Italian military officer (1892–1945)

Giuseppe Andreoli (11 June 1892 - 28 January 1945) was an Italian military officer during World War II.

==Biography==

He was born in Milan on 11 June 1892, the son of Guglielmo Androni, and in 1909 he entered the Royal Military Academy of Artillery and Engineers in Turin, graduating on February 23, 1913 with the rank of artillery second lieutenant, assigned to the 10th Field Artillery Regiment. During the First World War he was promoted to lieutenant and then to captain for war merit in the battles on the Karst plateau. After the war he served with the 6th Heavy Field Artillery Regiment and attended the courses of the Army School of War in 1922-1923, after which he was attached to the staff of the Military Division of Treviso and later of that of Trieste.

He was promoted to major in 1926 and to lieutenant colonel in 1927, serving for the next ten years in the General Staff Corps; on 1 January 1937 he was promoted to colonel and given command of the 30th Artillery Regiment, part of the 7th Infantry Division Lupi di Toscana, with which he was sent to Albania in April 1939 when Italy invaded that country. In the following August he was called to direct the Information Office of the Armed Forces High Command Albania and on the following year he was given the same assignment at the Command of the Army of the Po on the eve of the entry of the Kingdom of Italy into World War II, which took place on 10 June 1940.

In June 1940, he participated in the operations on the western frontier against France. He was later made Chief of Staff of the 4th Army Corps, and then of the 9th Army, deployed on the Greek-Albanian front, until 29 June 1941. On 1 July 1941, he was promoted to brigadier general, being then given command of the artillery of the 1st Army Corps in Turin. From 12 January 1943, he was assigned to the headquarters of the 4th Army in Provence and given command of the "Argens" Tactical Group (composed of the 7th Alpini Regiment, the 18th Bersaglieri Regiment, two artillery groups and smaller units), which was then dissolved on 4 April. On 26 April 1943, having been temporarily elevated to the rank of major general, he assumed command of the 224th Coastal Division in Nice, replacing General Luigi Mazzini, and on 6 August he replaced General Mario Badino Rossi as commander of the 2nd Cavalry Division Emanuele Filiberto Testa di Ferro, garrisoning the area between Menton, Antibes, Saint Tropez and the Italian border.

When the Armistice of Cassibile was announced, on 8 September 1943, the Division was in the process of being repatriated, and was ordered to take up position between Cuneo and the French border in order to slow down the German advance and allow other Italian units that were still in France to cross the border.

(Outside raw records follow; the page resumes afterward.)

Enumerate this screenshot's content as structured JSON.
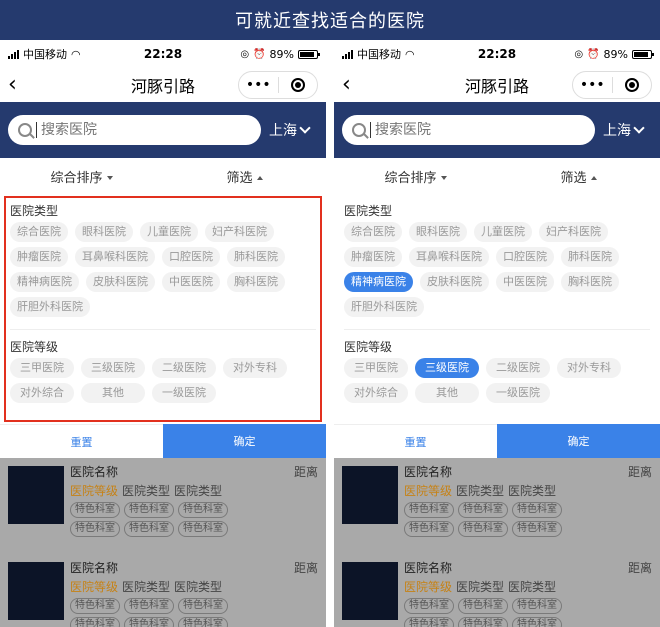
{
  "banner": {
    "title": "可就近查找适合的医院"
  },
  "statusbar": {
    "carrier": "中国移动",
    "time": "22:28",
    "battery": "89%",
    "battery_level": 0.89
  },
  "navbar": {
    "back": "‹",
    "title": "河豚引路",
    "more": "•••"
  },
  "search": {
    "placeholder": "搜索医院",
    "city": "上海"
  },
  "sort": {
    "left": "综合排序",
    "right": "筛选"
  },
  "filter": {
    "type_title": "医院类型",
    "types": [
      "综合医院",
      "眼科医院",
      "儿童医院",
      "妇产科医院",
      "肿瘤医院",
      "耳鼻喉科医院",
      "口腔医院",
      "肺科医院",
      "精神病医院",
      "皮肤科医院",
      "中医医院",
      "胸科医院",
      "肝胆外科医院"
    ],
    "level_title": "医院等级",
    "levels": [
      "三甲医院",
      "三级医院",
      "二级医院",
      "对外专科",
      "对外综合",
      "其他",
      "一级医院"
    ]
  },
  "screens": [
    {
      "selected_type": "",
      "selected_level": "",
      "highlighted": true
    },
    {
      "selected_type": "精神病医院",
      "selected_level": "三级医院",
      "highlighted": false
    }
  ],
  "actions": {
    "reset": "重置",
    "confirm": "确定"
  },
  "list": {
    "name": "医院名称",
    "distance": "距离",
    "level": "医院等级",
    "type": "医院类型",
    "dept": "特色科室"
  },
  "colors": {
    "header": "#253a6e",
    "accent": "#3a82e8",
    "highlight": "#e2301e",
    "level": "#c68216"
  }
}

On 18 September, Andreoli was captured by German troops in Cuneo, being then sent to Oflag 64/Z in Schokken, Poland, where he remained until early 1945. In mid-January, with the Red Army reaching the Vistula, the Nazi command decided to evacuate the camp and transfer its internees to Luckenwalde, south of Berlin, with a forced march. Along with sixteen other prisoners (the weakest of the column, who were too exhausted to continue the march and made a stop with the permission of the German commander, who however refused to write a statement that they had been left behind with his consent rather than escaped), Andreoli stopped on the way, in Kuźnica Żelichowska, looking for food in a tavern; the group was however noticed by a non-commissioned officer of the Luftwaffe and reported to the SS. The latter rounded up the prisoners and forced them to resume the march, shooting those who were unable to keep pace with the main group; Andreoli, who walked too slowly, was among those thus murdered, along with generals Carlo Spatocco, Emanuele Balbo Bertone, Alberto Trionfi, Alessandro Vaccaneo and Ugo Ferrero. He was buried by the locals in the village cemetery.